结果:使用LC-MS/MS鉴定了PF-ProA或PA-ProA在胎球蛋白中的21个N-聚糖和IgG中的另21个N-聚糖。胎球蛋白中的N-聚糖(先前报道了8-13个N-聚糖)和IgG中的N-聚糖(先前报道了19个N-聚糖),使用广泛使用的PF-AB无法识别,全部通过使用PF-ProA或PA-ProA鉴定。相对于使用LC-MS/MS通过AB-和ProA-标记获得的N-聚糖的总量(100%),N-聚糖的量(%)(>0.1%)具有相似的趋势。然而,使用UPLC和LC-MS/MS估计的N-聚糖的绝对量(pmol)用ProA标记比用AB标记更有效地确定。因此,PF-ProA或PA-ProA可以更有效地鉴定和定量N-聚糖比PF-AB在糖蛋白中,尤其是牛胎球蛋白。这项研究是使用UPLC和LC-MS/MS的PF-ProA和PA-ProA鉴定糖蛋白中N-聚糖的相对和绝对定量的首次比较分析。
目的:为了获得N-聚糖的定性和定量分析的一致结果,比较了通过不同制备方法获得的两种类型的哺乳动物糖蛋白的N-聚糖。
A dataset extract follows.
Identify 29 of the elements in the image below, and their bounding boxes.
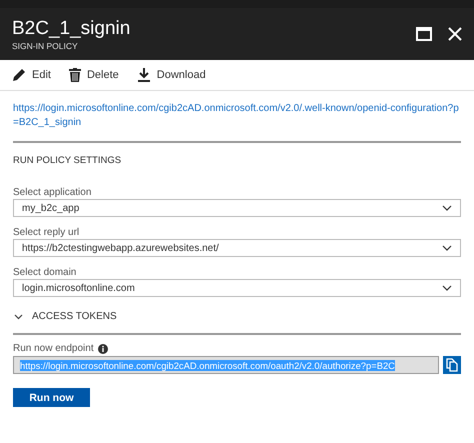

方法:N-聚糖通过肽-N-糖苷酶F(PF)或A(PA)从两种模型哺乳动物糖蛋白中释放,牛胎球蛋白(具有三个糖基化位点)和人IgG(具有单个糖基化位点),并用荧光标签[2-氨基苯甲酰胺(AB)或普鲁卡因胺(ProA)]标记。使用UPLC和LC-MS/MS确定每种N-聚糖的结构和数量。
结果:使用LC-MS/MS鉴定了PF-ProA或PA-ProA在胎球蛋白中的21个N-聚糖和IgG中的另21个N-聚糖。胎球蛋白中的N-聚糖(先前报道了8-13个N-聚糖)和IgG中的N-聚糖(先前报道了19个N-聚糖),使用广泛使用的PF-AB无法识别,全部通过使用PF-ProA或PA-ProA鉴定。相对于使用LC-MS/MS通过AB-和ProA-标记获得的N-聚糖的总量(100%),N-聚糖的量(%)(>0.1%)具有相似的趋势。然而,使用UPLC和LC-MS/MS估计的N-聚糖的绝对量(pmol)用ProA标记比用AB标记更有效地确定。因此,PF-ProA或PA-ProA可以更有效地鉴定和定量N-聚糖比PF-AB在糖蛋白中,尤其是牛胎球蛋白。这项研究是使用UPLC和LC-MS/MS的PF-ProA和PA-ProA鉴定糖蛋白中N-聚糖的相对和绝对定量的首次比较分析。